A twist on mentor training for athletes
Frequently I talk about opportunities being around you at all times. Many times they are there, right under your nose. Too often athletes miss the opportunities available to them because they have pre-conceived expectations. Their expectations of how things ought to be get in the way of seeing what is possible. Here you’ll see an example of how mentor training for athletes has hidden benefits.
A powerful example of out-of-the-box mentor training for athletes occurred in Indonesia. From 1977 to 2001, the country excelled in badminton, and before championship matches, during practices, they offered free tickets to residents to come and fill the stands to give the players the sense of being in a serious competition.
As European players began appearing in international tournaments, they created a new challenge for the Indonesians because the Europeans were taller. What did the Indonesians do? They rebuilt their courts to compensate for the difference in height. On the new courts, ranked Indonesian players got used to playing someone who is taller.
Indonesia’s vision-based training paid off and they started to win again.
Vision based training wins
In addition, higher-ranked Indonesian players help train the beginners, who are just starting to prepare for the Olympics. This peer mentor training helps both groups. Younger players get used to practicing with people with a lot of experience, and the higher ranked players gain the reinforcement of the concepts and principles that comes from teaching what you know.
In another example, closer to home, I was leading mental toughness training with freshman volleyball team. One of the players mentioned being intimidated by taller players on the other side of the net. Her anxiety when facing taller players affected her performance.
Once she voiced her concerns, other girls on the team agreed that playing taller girls caused apprehension. They’re beliefs about taller girls impacted their game. Like so many athletes, they were keenly aware of the problem, but failed to have a solution.
One of the coaches reminded the girls about the game against a strong, rivalry team. During this game they worked together as a team, playing on their strengths. Acknowledging this helped to challenge their thoughts that they couldn’t hold their own against taller girls.
How one team faced their fears
My suggestion was to face their fears. Sounds good, but how?
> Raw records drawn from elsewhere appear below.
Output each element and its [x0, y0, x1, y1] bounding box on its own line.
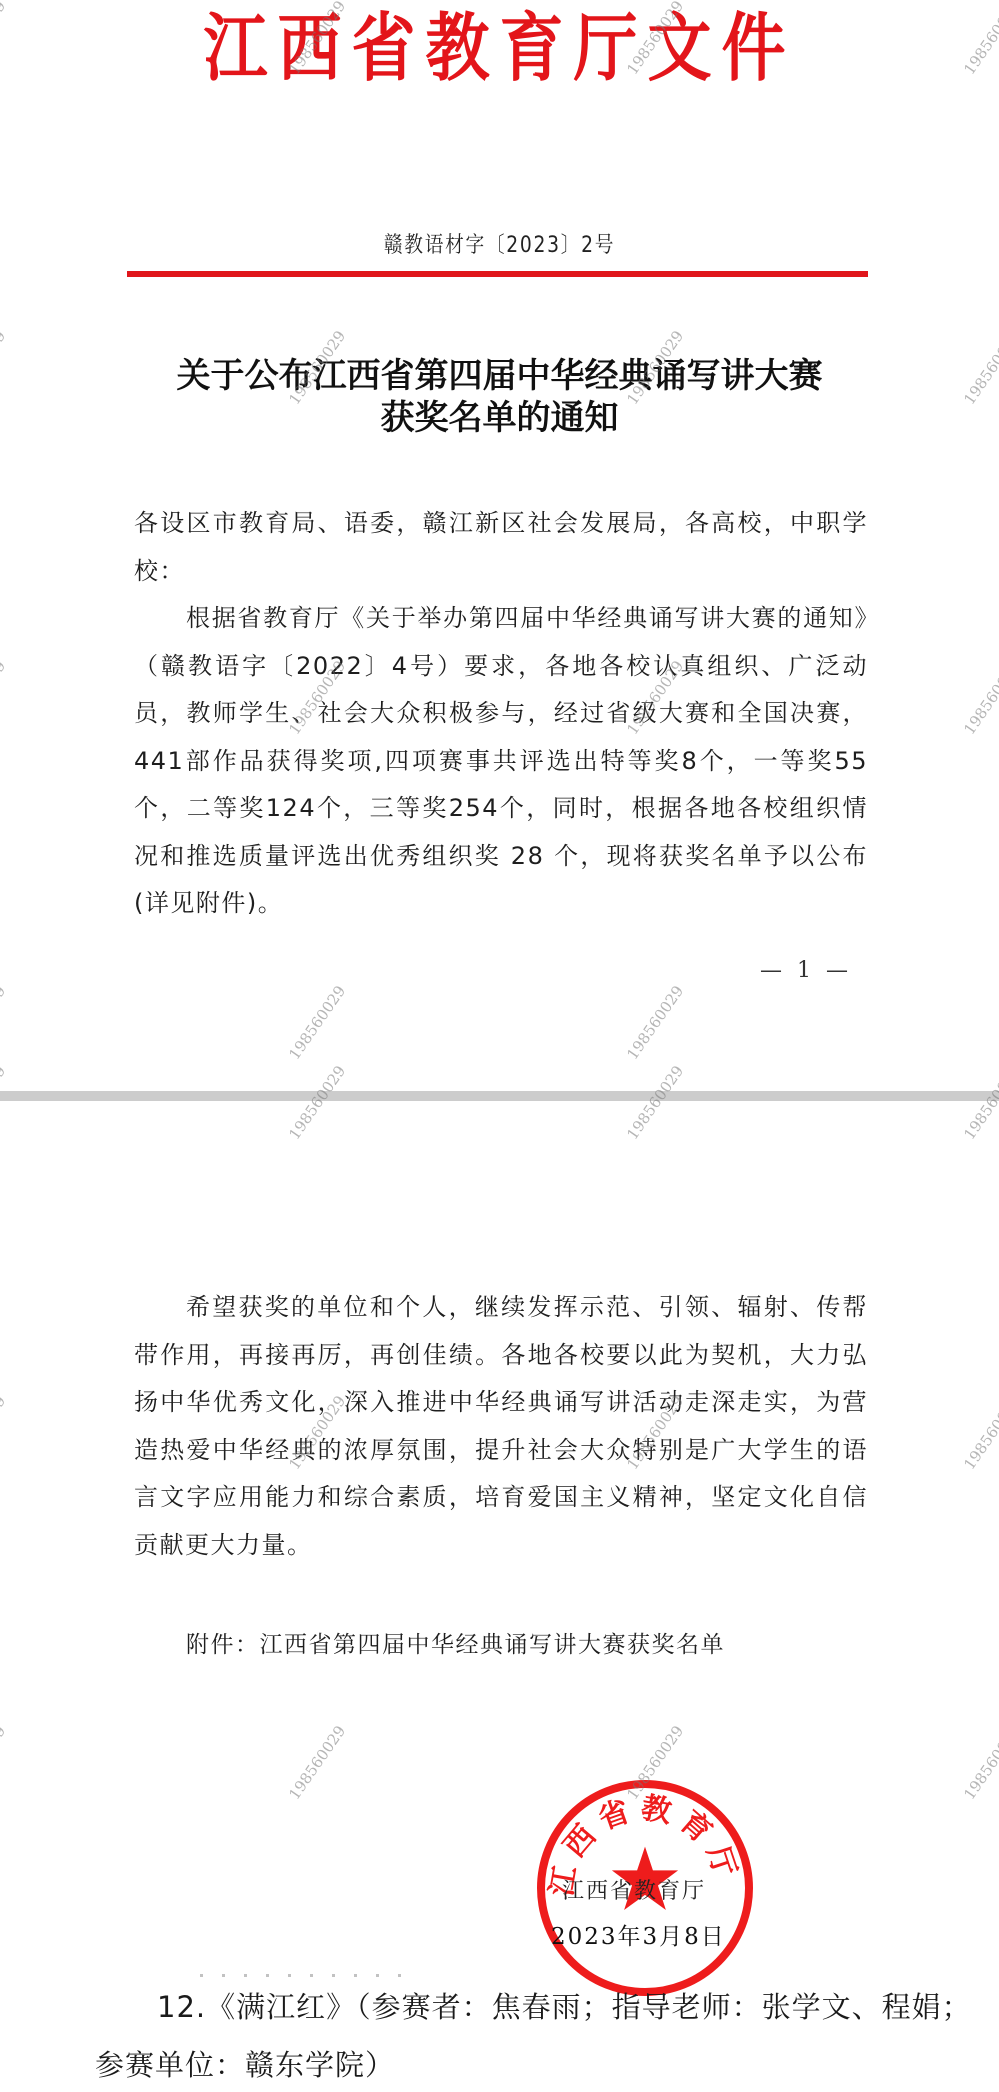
notice-title-line-2: 获奖名单的通知 — [0, 397, 999, 439]
signature-date: 2023年3月8日 — [551, 1918, 726, 1951]
attachment-note: 附件：江西省第四届中华经典诵写讲大赛获奖名单 — [186, 1626, 725, 1659]
addressee: 各设区市教育局、语委，赣江新区社会发展局，各高校，中职学校： — [134, 500, 868, 595]
document-page-1: 江西省教育厅文件 赣教语材字〔2023〕2号 关于公布江西省第四届中华经典诵写讲… — [0, 0, 999, 1091]
award-entry-line-2: 参赛单位：赣东学院） — [95, 2036, 975, 2092]
award-entry-12: 12.《满江红》（参赛者：焦春雨；指导老师：张学文、程娟； 参赛单位：赣东学院） — [95, 1978, 975, 2092]
masthead-title: 江西省教育厅文件 — [0, 8, 999, 91]
notice-body: 各设区市教育局、语委，赣江新区社会发展局，各高校，中职学校： 根据省教育厅《关于… — [134, 500, 868, 928]
document-page-2 — [0, 1101, 999, 2092]
paragraph-encouragement: 希望获奖的单位和个人，继续发挥示范、引领、辐射、传帮带作用，再接再厉，再创佳绩。… — [134, 1284, 868, 1569]
red-divider-rule — [127, 271, 868, 277]
award-entry-line-1: 12.《满江红》（参赛者：焦春雨；指导老师：张学文、程娟； — [95, 1978, 975, 2036]
notice-title-line-1: 关于公布江西省第四届中华经典诵写讲大赛 — [0, 355, 999, 397]
page-separator — [0, 1091, 999, 1101]
closing-body: 希望获奖的单位和个人，继续发挥示范、引领、辐射、传帮带作用，再接再厉，再创佳绩。… — [134, 1284, 868, 1569]
paragraph-award-summary: 根据省教育厅《关于举办第四届中华经典诵写讲大赛的通知》（赣教语字〔2022〕4号… — [134, 595, 868, 928]
page-number: — 1 — — [760, 958, 852, 983]
document-number: 赣教语材字〔2023〕2号 — [75, 228, 924, 259]
signature-organization: 江西省教育厅 — [562, 1874, 706, 1905]
clipped-text-fragment — [200, 1974, 420, 1977]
Begin practicing periodically against the varsity volleyball team since those girls were taller, stronger and more accomplished. By doing this on a regular basis, they would eventually overcome their fears about playing taller girls. The experience would teach them how to work together as a team, finding their strengths.
They expressed concerns about the varsity team criticizing their performance. That response was only masking their anxiety about being on the court with a stronger team. If anything, the varsity team would understand their concerns because they probably shared similar concerns when they were freshman.
Mentor program training
Mentor program training benefits the mentor and the mentee. The younger athletes benefit from learning shortcuts and strategies from more seasoned peers. The older athletes reinforce their learning, building confidence through leadership, as they work together.
There are definitely aspects of traditional training you ought to be doing because they’ve been proven to work. My point is, don’t stop there. Look for opportunities to reach your vision, regardless of where those opportunities come from.
At first, they might not appear to make sense or might seem inconvenient, but be receptive to them because, in the long run, they’re going to help you get where you want to go at a quicker pace.
Indonesia has successfully been using this strategy with their elite badminton teams, with great success. This volleyball team modeled this approach. It was a win-win for everyone. Having a coach believe in you is powerful. Having a peer mentoring program for athletes is priceless. Following best practices, this is a strengths based approach, highly cost effective and guarantees a great return on the time investment. Everyone wins.
Challenge: What’s been your biggest challenge? How has that been affecting your performance? Mentor training for athletes is a win-win. Who do you know, locally or virtually, that is strong where you struggle? Consider one thing that you’d like to deal with your challenge. How would things be different once you dealt with your biggest challenge? Now decide the first step you could take to resolve your challenge.